Materials and Methods
Plant Materials
We examined the association between FL and floral anatomy using 13 Paphiopedilum species and 5 Cypripedium species. The ecological characteristics, habitats, growth forms, and phenological periods of the 18 species are listed in Supplementary Table 1. The Paphiopedilum species were grown in a greenhouse at the Kunming Botanical Garden (102°410′E, 25°01′N; elevation 1,990 m). The growth conditions included an air temperature of 20–25°C during the day and 10–15°C at night and 60–70% relative air humidity. The Cypripedium species were grown at the Shangrila Alpine Botanical Garden (99°50′E, 27°48′N; elevation 3,260 m). The growth conditions included an air temperature of 15–24°C during the day and approximately 10°C at night and a relative air humidity ranging from 60 to 80% during the growing season.
Floral Longevity
To investigate the FL of a single flower from each species of Paphiopedilum and Cypripedium, we randomly marked 3–20 newly emerged floral buds per species. Their individual flower opening and wilting dates were recorded throughout the flowering period. Each floral bud was sampled from a separate plant. The individual flower was identified as “opening” when the dorsal sepal rose and the visiting insects could enter the lip. The individual flower was regarded as “wilting” when the lip began to discolor, wilt, or was eaten by herbivores, resulting in the individual flower losing its ability to be pollinated (Sugiura et al., 2001; Zhang et al., 2017).

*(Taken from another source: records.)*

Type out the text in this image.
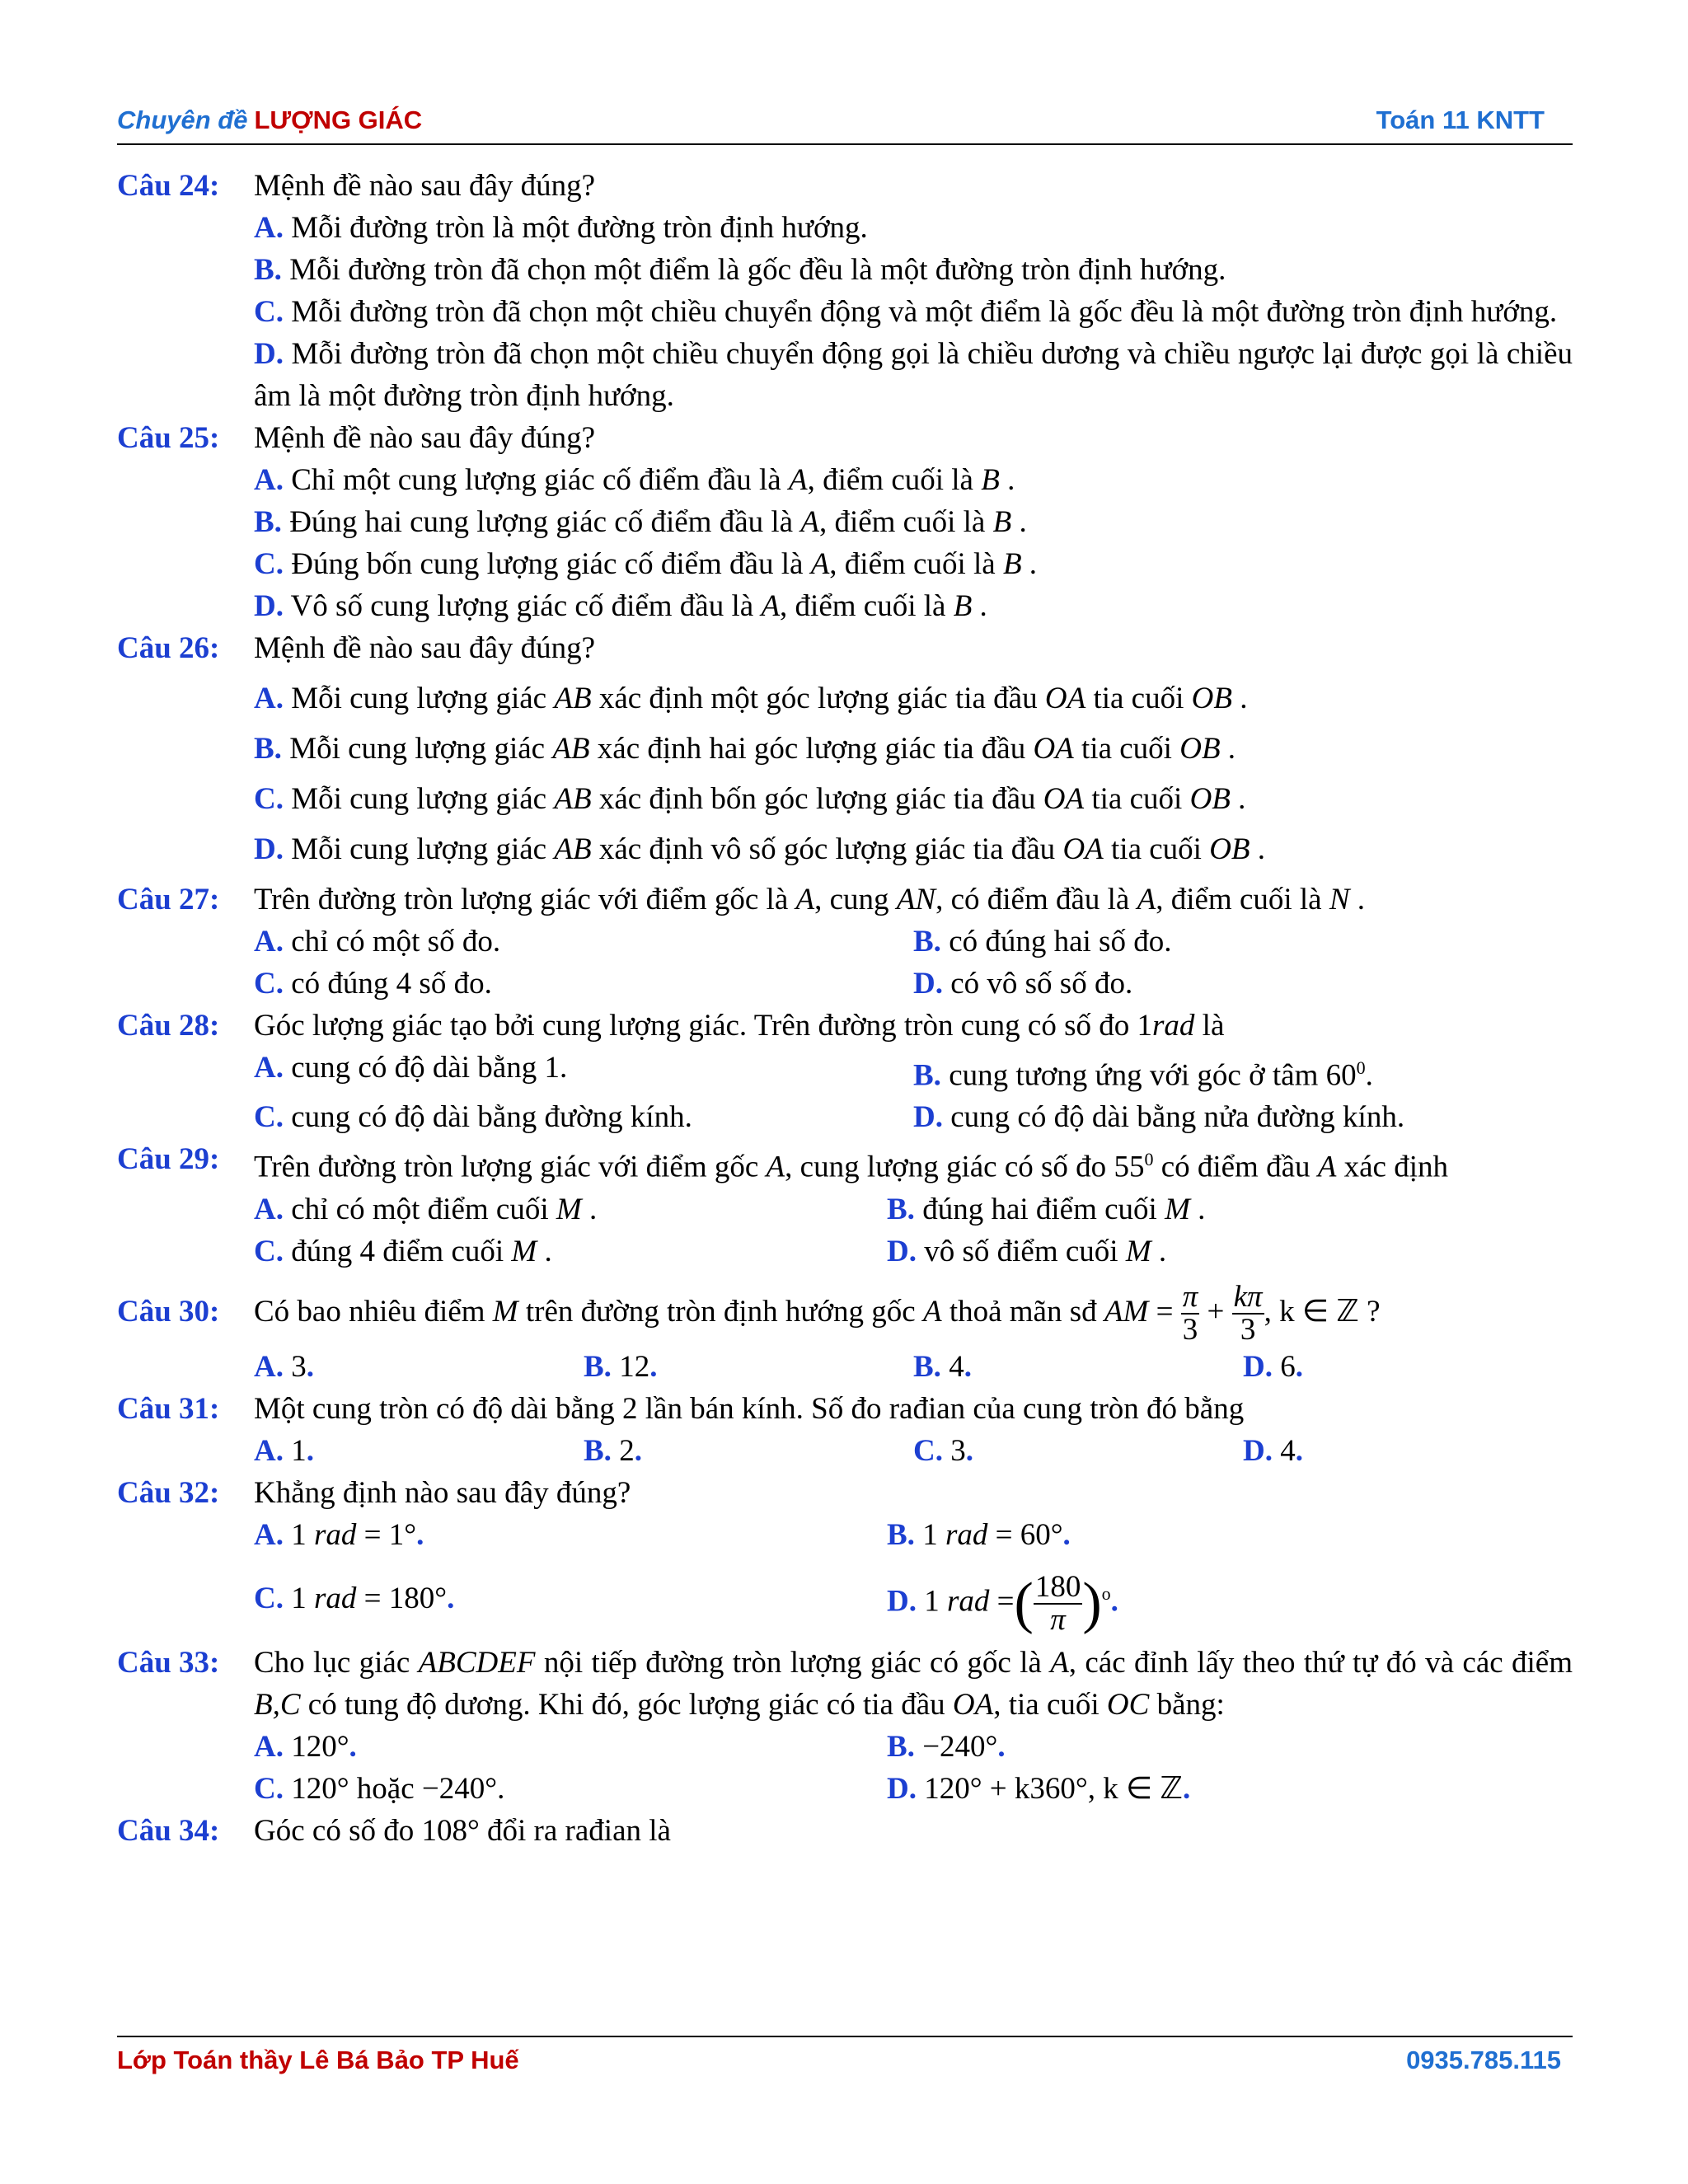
Chuyên đề LƯỢNG GIÁC	Toán 11 KNTT
Câu 24: Mệnh đề nào sau đây đúng?
A. Mỗi đường tròn là một đường tròn định hướng.
B. Mỗi đường tròn đã chọn một điểm là gốc đều là một đường tròn định hướng.
C. Mỗi đường tròn đã chọn một chiều chuyển động và một điểm là gốc đều là một đường tròn định hướng.
D. Mỗi đường tròn đã chọn một chiều chuyển động gọi là chiều dương và chiều ngược lại được gọi là chiều âm là một đường tròn định hướng.
Câu 25: Mệnh đề nào sau đây đúng?
A. Chỉ một cung lượng giác cố điểm đầu là A, điểm cuối là B .
B. Đúng hai cung lượng giác cố điểm đầu là A, điểm cuối là B .
C. Đúng bốn cung lượng giác cố điểm đầu là A, điểm cuối là B .
D. Vô số cung lượng giác cố điểm đầu là A, điểm cuối là B .
Câu 26: Mệnh đề nào sau đây đúng?
A. Mỗi cung lượng giác AB xác định một góc lượng giác tia đầu OA tia cuối OB .
B. Mỗi cung lượng giác AB xác định hai góc lượng giác tia đầu OA tia cuối OB .
C. Mỗi cung lượng giác AB xác định bốn góc lượng giác tia đầu OA tia cuối OB .
D. Mỗi cung lượng giác AB xác định vô số góc lượng giác tia đầu OA tia cuối OB .
Câu 27: Trên đường tròn lượng giác với điểm gốc là A, cung AN, có điểm đầu là A, điểm cuối là N .
A. chỉ có một số đo.	B. có đúng hai số đo.
C. có đúng 4 số đo.	D. có vô số số đo.
Câu 28: Góc lượng giác tạo bởi cung lượng giác. Trên đường tròn cung có số đo 1rad là
A. cung có độ dài bằng 1.	B. cung tương ứng với góc ở tâm $60^0$.
C. cung có độ dài bằng đường kính.	D. cung có độ dài bằng nửa đường kính.
Câu 29: Trên đường tròn lượng giác với điểm gốc A, cung lượng giác có số đo $55^0$ có điểm đầu A xác định
A. chỉ có một điểm cuối M .	B. đúng hai điểm cuối M .
C. đúng 4 điểm cuối M .	D. vô số điểm cuối M .
Câu 30: Có bao nhiêu điểm M trên đường tròn định hướng gốc A thoả mãn sđ AM = $\frac{\pi}{3} + \frac{k\pi}{3}$ , k ∈ ℤ ?
A. 3.	B. 12.	B. 4.	D. 6.
Câu 31: Một cung tròn có độ dài bằng 2 lần bán kính. Số đo rađian của cung tròn đó bằng
A. 1.	B. 2.	C. 3.	D. 4.
Câu 32: Khẳng định nào sau đây đúng?
A. 1 rad = 1°.	B. 1 rad = 60°.
C. 1 rad = 180°.	D. 1 rad =( $\frac{180}{\pi} )^o$.
Câu 33: Cho lục giác ABCDEF nội tiếp đường tròn lượng giác có gốc là A, các đỉnh lấy theo thứ tự đó và các điểm B,C có tung độ dương. Khi đó, góc lượng giác có tia đầu OA, tia cuối OC bằng:
A. 120°.	B. −240°.
C. 120° hoặc −240°.	D. 120° + k360°, k ∈ ℤ.
Câu 34: Góc có số đo 108° đổi ra rađian là
Lớp Toán thầy Lê Bá Bảo TP Huế	0935.785.115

Measurements of Flower Cross-Sectional Anatomy
Six individual flowers from six different plants per species were fixed in a formalin acetic acid–alcohol solution (37% formaldehyde, glacial acetic acid, 95% ethanol, and deionized water in a 10:5:50:35 mixture) for microscopic analysis. The samples (floral stem, petal, lip, dorsal sepal, and synsepal) were cleaned with water before anatomical analysis. Thin transverse cross-sections (20–30 μm) of the samples were made with a Microtome Cryostat (CM3050S; Leica, Germany); the sections were stained with 1% fuchsine for 4–5 s, mounted on glass microscope slides, examined, and photographed with a light microscope (U-CMAD3; Olympus Inc., Tokyo, Japan). Epidermal thickness; exodermal thickness; endodermal thickness of the floral stem; upper epidermal thickness; lower epidermal thickness; mesophyll thickness of the petals, lips, dorsal sepals, and synsepals; and the whole petal, lip, dorsal sepal, and synsepal thickness were determined with the ImageJ program.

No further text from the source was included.